Sains atau ilmu pengetahuan selalu menjadi tolak ukur berkembang atau terpuruknya suatu peradaban. Yunani dengan kemajuan ilmu pengetahuannya serta peran para filosofnya seperti Socrates, Plato, Aristoteles dan yang lainnya, menunjukan sebuah bukti bahwa peradaban Yunani pada masa itu sangat berkembang. Peradaban Mesir Kuno, Messopotamia, Cina dan lain-lain, juga mengalami kemajuan karena dilihat dari ilmu pengetahuan yang mereka kembangkan. Selain peradaban-peradaban tersebut, Islam yang begitu maju dengan peradabannya tidak bisa terlepas dari khazanah serta tradisi keilmuan Islam seperti Fiqh, Kalam, Tasawwuf dan Falasifah. Peradaban Barat Modern yang berkembang sampai saat ini merupakan sebuah hasil dari usaha mereka dalam menerjemahkan berbagai karya-karya yang dikembangkan ilmuwan muslim di bidang sains. Sebelum peradaban Barat Modern muncul, mereka pernah merasakan suatu zaman yang mereka sebut dengan Zaman Kegelapan, dimana agama (Kristen) ketika itu sangat mendominasi berbagai aspek kehidupan termasuk dalam bidang sains atau ilmu pengetahuan. Sains yang bertentangan dengan doktrin ataupun ajaran Gereja ketika itu, akan ditolak dan ilmwuan yang bersangkutan akan dihukum sampai mati. Karena trauma inilah bangsa Barat memandang agama dan sains tidak bisa disatukan.


Barat Modern dan Agama
            Titik awal kemajuan peradaban Barat ditandai oleh munculnya suatu periode yang biasa disebut dengan Renaissance atau era pencerahan, Revolusi Perancis serta industri besar-besaran yang berada di Inggris. Pada masa pencerahan yang terjadi di Eropa, banyak para ilmuwan serta filosof yang bermunculan. Isaac Newton, James Watt, Voltaire dan lain-lain merupakan para ilmuawan yang sangat berpengaruh pada terjadinya era pencerahan, industri Inggris serta revolusi Perancis. Selain para ilmuawan, para filosof dengan ideologinya masing-masing seperti Rene Descartes, Leibniz, John Locke, Hume, hingga Immanuel Kant memberikan pengaruh kepada terjadinya peradaban Barat Modern. Peradaban mereka yang berkembang pada saat ini dipengaruhi cara pandang yang didasari oleh ideologi serta pemikiran-pemikiran mereka diantaranya Rasionalisme, Empirisme, Sekularisme, dan paham serta pandangan yang lainnya.[1] Karena pengaruh paham-paham tersebut maka Barat memandang agama atau sistem kepercayaan sebagai sesuatu yang irasional dan tidak ilmiah.

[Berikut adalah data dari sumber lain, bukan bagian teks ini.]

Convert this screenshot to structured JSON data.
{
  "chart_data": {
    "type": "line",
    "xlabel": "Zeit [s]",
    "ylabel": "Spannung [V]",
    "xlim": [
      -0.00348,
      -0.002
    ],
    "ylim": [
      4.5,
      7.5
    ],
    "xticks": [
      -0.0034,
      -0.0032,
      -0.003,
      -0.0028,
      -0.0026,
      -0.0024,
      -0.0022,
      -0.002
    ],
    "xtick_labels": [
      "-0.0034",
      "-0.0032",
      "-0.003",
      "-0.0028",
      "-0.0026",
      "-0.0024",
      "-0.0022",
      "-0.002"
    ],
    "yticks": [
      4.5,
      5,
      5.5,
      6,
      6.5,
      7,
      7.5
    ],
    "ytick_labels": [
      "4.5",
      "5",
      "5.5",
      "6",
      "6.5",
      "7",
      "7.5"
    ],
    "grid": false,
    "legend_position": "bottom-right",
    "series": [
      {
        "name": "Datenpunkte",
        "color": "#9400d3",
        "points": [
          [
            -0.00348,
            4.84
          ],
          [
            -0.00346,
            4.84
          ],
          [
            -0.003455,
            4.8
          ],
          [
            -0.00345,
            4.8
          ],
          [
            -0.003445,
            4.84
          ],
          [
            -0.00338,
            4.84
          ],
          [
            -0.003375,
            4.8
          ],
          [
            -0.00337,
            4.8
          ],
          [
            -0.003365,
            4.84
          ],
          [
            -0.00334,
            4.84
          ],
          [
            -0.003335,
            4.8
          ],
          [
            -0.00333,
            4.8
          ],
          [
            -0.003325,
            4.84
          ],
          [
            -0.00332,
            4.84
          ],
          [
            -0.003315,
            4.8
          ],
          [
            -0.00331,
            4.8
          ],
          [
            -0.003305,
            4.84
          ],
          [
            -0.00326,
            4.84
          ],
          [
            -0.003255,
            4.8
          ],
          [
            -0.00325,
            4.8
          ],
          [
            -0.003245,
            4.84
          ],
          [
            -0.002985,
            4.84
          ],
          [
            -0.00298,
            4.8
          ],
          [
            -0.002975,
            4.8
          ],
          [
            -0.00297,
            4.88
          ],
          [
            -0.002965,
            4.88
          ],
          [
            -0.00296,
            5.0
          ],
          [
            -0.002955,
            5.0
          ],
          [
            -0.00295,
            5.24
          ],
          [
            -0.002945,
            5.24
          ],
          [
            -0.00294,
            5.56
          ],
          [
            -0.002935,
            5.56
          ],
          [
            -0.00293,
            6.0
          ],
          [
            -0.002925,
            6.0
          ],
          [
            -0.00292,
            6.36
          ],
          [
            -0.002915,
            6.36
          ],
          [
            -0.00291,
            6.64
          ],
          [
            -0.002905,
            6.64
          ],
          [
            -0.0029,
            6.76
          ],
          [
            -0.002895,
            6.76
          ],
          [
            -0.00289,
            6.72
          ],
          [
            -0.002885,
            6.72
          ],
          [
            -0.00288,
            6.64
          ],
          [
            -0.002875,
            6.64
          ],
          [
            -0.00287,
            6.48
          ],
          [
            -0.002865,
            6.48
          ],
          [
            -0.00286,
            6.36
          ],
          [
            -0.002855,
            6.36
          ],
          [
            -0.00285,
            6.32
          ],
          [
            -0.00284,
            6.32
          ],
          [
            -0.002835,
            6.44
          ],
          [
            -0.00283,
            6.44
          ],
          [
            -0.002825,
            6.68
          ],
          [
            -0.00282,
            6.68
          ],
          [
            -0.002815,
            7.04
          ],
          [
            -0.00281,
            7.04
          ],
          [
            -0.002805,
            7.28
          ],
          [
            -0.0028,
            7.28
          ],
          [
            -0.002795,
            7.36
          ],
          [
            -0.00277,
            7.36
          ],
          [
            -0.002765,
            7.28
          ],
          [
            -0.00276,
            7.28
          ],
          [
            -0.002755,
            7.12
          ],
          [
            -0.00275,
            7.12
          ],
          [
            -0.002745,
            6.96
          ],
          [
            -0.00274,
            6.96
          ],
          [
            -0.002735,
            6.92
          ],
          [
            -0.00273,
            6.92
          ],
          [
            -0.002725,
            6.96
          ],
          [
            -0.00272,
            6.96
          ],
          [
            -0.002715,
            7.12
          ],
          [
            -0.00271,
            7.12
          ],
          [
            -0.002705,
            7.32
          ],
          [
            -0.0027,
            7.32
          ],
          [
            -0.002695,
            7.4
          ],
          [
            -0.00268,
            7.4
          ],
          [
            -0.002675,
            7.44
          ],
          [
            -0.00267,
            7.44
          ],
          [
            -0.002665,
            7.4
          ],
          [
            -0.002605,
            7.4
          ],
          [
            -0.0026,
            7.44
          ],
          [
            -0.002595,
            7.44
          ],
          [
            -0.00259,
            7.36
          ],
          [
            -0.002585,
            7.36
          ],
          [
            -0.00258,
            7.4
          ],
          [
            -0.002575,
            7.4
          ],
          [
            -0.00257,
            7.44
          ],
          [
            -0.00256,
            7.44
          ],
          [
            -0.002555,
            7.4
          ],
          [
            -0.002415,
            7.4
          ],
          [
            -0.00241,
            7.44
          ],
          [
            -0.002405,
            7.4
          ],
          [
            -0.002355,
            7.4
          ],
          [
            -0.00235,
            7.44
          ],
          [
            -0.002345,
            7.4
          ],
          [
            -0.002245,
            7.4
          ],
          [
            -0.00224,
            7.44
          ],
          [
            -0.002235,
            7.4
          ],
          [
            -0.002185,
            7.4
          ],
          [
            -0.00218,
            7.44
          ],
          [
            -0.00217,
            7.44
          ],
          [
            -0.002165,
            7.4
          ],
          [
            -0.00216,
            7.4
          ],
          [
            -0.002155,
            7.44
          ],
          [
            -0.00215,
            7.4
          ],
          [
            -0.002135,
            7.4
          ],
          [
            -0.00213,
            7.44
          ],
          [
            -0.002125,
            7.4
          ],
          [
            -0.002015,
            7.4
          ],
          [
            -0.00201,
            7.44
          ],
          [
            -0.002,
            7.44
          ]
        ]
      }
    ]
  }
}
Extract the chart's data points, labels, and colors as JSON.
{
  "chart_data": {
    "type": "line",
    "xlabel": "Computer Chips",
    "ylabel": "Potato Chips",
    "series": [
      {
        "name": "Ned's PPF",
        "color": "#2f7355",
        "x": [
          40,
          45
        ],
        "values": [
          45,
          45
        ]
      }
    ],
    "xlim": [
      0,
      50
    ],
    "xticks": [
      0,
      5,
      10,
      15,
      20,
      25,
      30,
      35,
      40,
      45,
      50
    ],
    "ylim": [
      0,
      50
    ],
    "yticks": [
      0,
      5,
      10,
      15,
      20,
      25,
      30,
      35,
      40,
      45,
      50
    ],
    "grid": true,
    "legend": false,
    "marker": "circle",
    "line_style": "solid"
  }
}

            Ada banyak bentuk keraguan terhadap agama yang didasari oleh ideologi, paham serta pemikiran-pemikiran yang berkembang pada masa itu. Empirisme yang ditawarkan oleh David Hume meskipun sebelumnya telah diliris oleh John Locke dan George Berkeley, memandang suatu melalui pengalaman atau pengamatan. Melalui empirismenya, ia meragukan agama dalam hal eksistensi Tuhan. Menurut Hume, ketika seseorang percaya kepada Tuhan sebagai pengatur alam ini, dia akan berhadapan dengan dilema. Manusia berfikir tentang Tuhan menurut pengalamannya masing-masing, sedangkan itu semuanya hanya merupakan setumpuk dan koleksi dan emosi saja.[2] Sikap skeptis terhadap agama ia tujukan untuk mengkritik hukum kausalitas. Para filosof sebelum Hume percaya bahwa alam adalah akibat dan Tuhan adalah sebab alam. Pengamatan atau pengalaman menunjukan bahwa di dunia ini terdapat kejahatan dan keburukan  yang menandakan bahwa Tuhan tidak sempurna.  Hume menyarankan bahwa sikap skeptis yang tepat terhadap agama adalah sikap skeptisme sehat, karena dia berpendapat bahwa agama adalah bersumber kepada takhayul. Maka sikapnya adalah membersihkan takhayul-takhayul itu.[3] Jadi sikap skeptis Hume bisa dikatakan lebih condong pada agnotisme, yaitu anggapan bahwa seseorang tidak bisa tahu apakah Tuhan itu ada atau tidak.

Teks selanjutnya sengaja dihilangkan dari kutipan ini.